Ressaltando o que muito vem sendo discutindo pela grande mídia, canais de comunicação e população, a youtuber aponta a emergência de levar educação sexual preventiva e esclarecedora para meninos e meninas brasileiros. A educação que parte desde os lares até as salas de aula, passando por mudanças vocabulares – abolir expressões como Prendam suas cabritas porque o meu bode tá solto em um mundo que permite que bodes e cabritas coabitem em paz – até expandir o conceito nas salas de aula, compreendendo que, nas atuais circunstâncias, já não basta o cabeça, ombro, joelho e pé, mas uma intervenção preventiva à violência (o que em nada se relaciona com ensinar crianças “a serem homossexuais” ou a praticar sexo), expondo que há limites em seus corpos, que devem ser tratados com respeito; que criança não namora nem de brincadeira e que, principalmente, não se deve sentir culpa ou medo no momento de denunciar e de dizer não. JoutJout salienta que há dois núcleos de convivência principais na vida de uma criança: casa e escola. Se a violência acontece dentro da sua casa, faz-se necessário enfatizar a importância da escola no olhar atento contra qualquer tipo de violação de direitos.
Observa-se também que, lamentavelmente, nem crianças e adolescentes estão imunes a serem culpados pela violência que sofreram, sob um pretexto de provocação e consentimento absolutamente incoerentes. JoutJout traz o relato de uma médica especializada em violência sexual contra crianças e adolescentes, cuja paciente mais jovem a ser atendido tinha quatro meses de idade. Cabe, portanto, o questionamento: que tipo de desculpa será possível utilizar neste caso? Era a roupa que esta criança estava usando ou ela provocou, pediu por aquilo? Este discurso de ódio é inaceitável e incabível quanto a vítimas que qualquer faixa etária. A mesma médica relata que muitos dos casos de abuso sexual durante a adolescência não são registrados como estupro de vulnerável, mas como gravidez precoce, o que dificulta a dimensão real da violência.
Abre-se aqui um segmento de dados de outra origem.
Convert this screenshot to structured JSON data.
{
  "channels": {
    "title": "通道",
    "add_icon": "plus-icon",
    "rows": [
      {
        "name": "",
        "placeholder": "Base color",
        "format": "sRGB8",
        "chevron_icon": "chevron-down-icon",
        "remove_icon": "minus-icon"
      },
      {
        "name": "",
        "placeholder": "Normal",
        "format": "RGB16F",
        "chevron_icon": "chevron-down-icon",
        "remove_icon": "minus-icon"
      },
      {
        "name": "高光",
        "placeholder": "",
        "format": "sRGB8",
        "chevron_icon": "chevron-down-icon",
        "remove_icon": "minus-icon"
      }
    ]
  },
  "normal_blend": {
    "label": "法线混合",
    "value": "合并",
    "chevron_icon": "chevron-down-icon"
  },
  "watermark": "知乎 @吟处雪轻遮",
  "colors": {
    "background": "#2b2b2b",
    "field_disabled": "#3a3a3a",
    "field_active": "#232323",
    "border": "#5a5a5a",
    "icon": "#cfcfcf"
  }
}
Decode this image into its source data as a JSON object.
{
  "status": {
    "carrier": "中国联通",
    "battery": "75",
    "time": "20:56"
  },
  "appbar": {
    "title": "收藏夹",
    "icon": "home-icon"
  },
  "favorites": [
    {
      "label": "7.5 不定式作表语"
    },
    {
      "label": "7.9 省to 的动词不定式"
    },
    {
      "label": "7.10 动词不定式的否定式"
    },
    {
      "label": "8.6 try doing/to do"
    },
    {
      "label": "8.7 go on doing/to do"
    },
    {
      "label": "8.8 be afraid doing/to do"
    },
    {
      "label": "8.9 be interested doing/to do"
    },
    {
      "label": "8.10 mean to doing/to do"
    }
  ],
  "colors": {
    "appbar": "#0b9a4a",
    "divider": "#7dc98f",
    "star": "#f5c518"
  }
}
Após fortalecer a discussão sobre a recuperação da vítima e a desconstrução do agressor, a youtuber amplia o debate sobre a rede de proteção. Por mais que o Estatuto da Criança e do Adolescente (ECA) e a Constituição Brasileira tragam conceitos como a prioridade absoluta e a proteção integral, a prática é muito mais dolorosa e difícil. Por isto, temos uma rede bastante adoecida e desgastada por um trabalho diário e constante de lidar com a violência de forma defensiva e preventiva, bem como reverter a erotização precoce de muitas crianças cujas sexualidades foram violadas – e, sim, todos os seres humanos tem sexualidade desde o nascimento e é um processo natural, diferente da sexualização.
Por fim (ou melhor, para começar) fale a respeito. Leve o debate e sensibilize todos ao seu redor. Em especial, fale e acredite, escute as crianças. Denuncie. Quanto antes começa a nossa luta, antes acaba o abuso; antes pomos um fim à violência.